NONDESTRUCTIVE SOURCING OF GRANITE GROUND STONE TOOLS FROM BELIZE USING PXRF

Current research on portable x-ray fluorescence (pXRF) technology has shown improvements in calibration standards and accuracy of results. With these advances comes the ability to use pXRF on materials beyond homogeneous artifacts made of chert, obsidian, and basalt, which have previously been the focus of the majority of pXRF work in geoarchaeology. The primary goals of this project are to assess the ability of pXRF to accurately and precisely develop geochemical fingerprints of heterogeneous materials, specifically granite, and to assess the ability of pXRF to distinguish between the three plutons within the Maya Mountains of Belize. This study examines the ability of pXRF to be used for geochemical sourcing studies on granite manos and metates in Belize. There are three petrographically, but not visually, distinct granitoid plutons in the Maya Mountains: Mountain Pine Ridge, Cockscomb Basin, and Hummingbird Ridge. These igneous regions are isolated from one another and from any other igneous deposits, making it an ideal case study for this project. Outcrop samples were collected during the summer of 2013 and 2014 in order to obtain a representative sample of the variation within and between the plutons.

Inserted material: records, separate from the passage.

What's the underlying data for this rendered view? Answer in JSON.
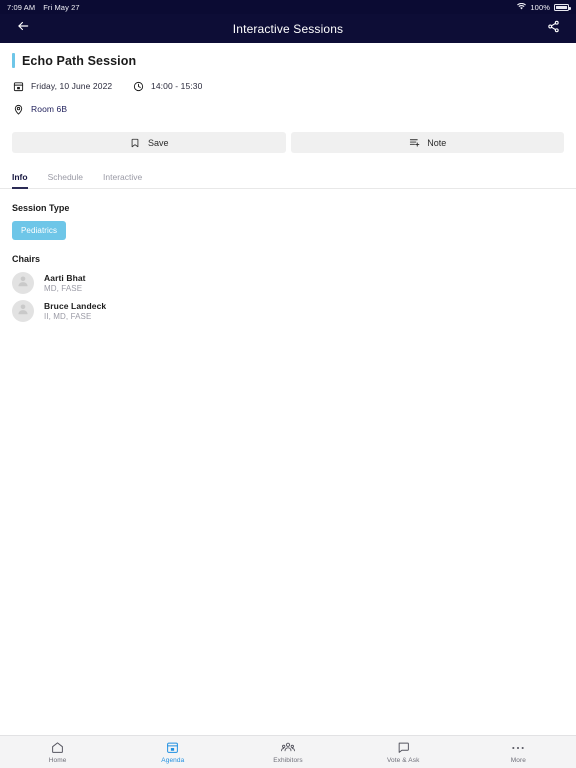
{
  "status_bar": {
    "time": "7:09 AM",
    "date": "Fri May 27",
    "battery_percent": "100%",
    "wifi_icon": "wifi-icon",
    "battery_icon": "battery-full-icon"
  },
  "header": {
    "title": "Interactive Sessions",
    "back_icon": "back-arrow-icon",
    "share_icon": "share-icon",
    "background": "#0d0d36"
  },
  "session": {
    "title": "Echo Path Session",
    "accent_color": "#6ec6e8",
    "date": "Friday, 10 June 2022",
    "time": "14:00 - 15:30",
    "room": "Room 6B",
    "calendar_icon": "calendar-icon",
    "clock_icon": "clock-icon",
    "location_icon": "location-pin-icon"
  },
  "actions": {
    "save_label": "Save",
    "save_icon": "bookmark-icon",
    "note_label": "Note",
    "note_icon": "note-add-icon"
  },
  "tabs": [
    {
      "label": "Info",
      "active": true
    },
    {
      "label": "Schedule",
      "active": false
    },
    {
      "label": "Interactive",
      "active": false
    }
  ],
  "session_type": {
    "heading": "Session Type",
    "chips": [
      {
        "label": "Pediatrics",
        "color": "#6ec6e8"
      }
    ]
  },
  "chairs": {
    "heading": "Chairs",
    "people": [
      {
        "name": "Aarti Bhat",
        "role": "MD, FASE",
        "avatar_icon": "person-avatar-icon"
      },
      {
        "name": "Bruce Landeck",
        "role": "II, MD, FASE",
        "avatar_icon": "person-avatar-icon"
      }
    ]
  },
  "bottom_nav": {
    "active_color": "#1e8fe1",
    "items": [
      {
        "label": "Home",
        "icon": "home-icon",
        "active": false
      },
      {
        "label": "Agenda",
        "icon": "calendar-icon",
        "active": true
      },
      {
        "label": "Exhibitors",
        "icon": "exhibitors-people-icon",
        "active": false
      },
      {
        "label": "Vote & Ask",
        "icon": "chat-bubble-icon",
        "active": false
      },
      {
        "label": "More",
        "icon": "ellipsis-icon",
        "active": false
      }
    ]
  }
}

In order to examine the accuracy and precision of pXRF a combination of thin section petrography, XRF, pXRF, and laser ablation ICP-MS will be employed on all outcrop samples. Each sample is analyzed and corrected with respect to data obtained from pXRF readings on international granite standards in order to increase the quantitative aspect of this research. During the summer of 2014 pXRF data was collected on granitic artifacts from multiple sites throughout Belize in order to correct for potential exchange biases incurred by communities that are located further from one pluton than another. Preliminary results on the outcrop samples indicate that pXRF data is able to differentiate between plutons. In addition to separating outcrop samples, this work implies that pXRF can match artifact geochemistry to outcrop fingerprints. This will allow for possible locating of source regions and production sites within and near the mountains as well as a more thorough reconstruction of ancient exchange patterns.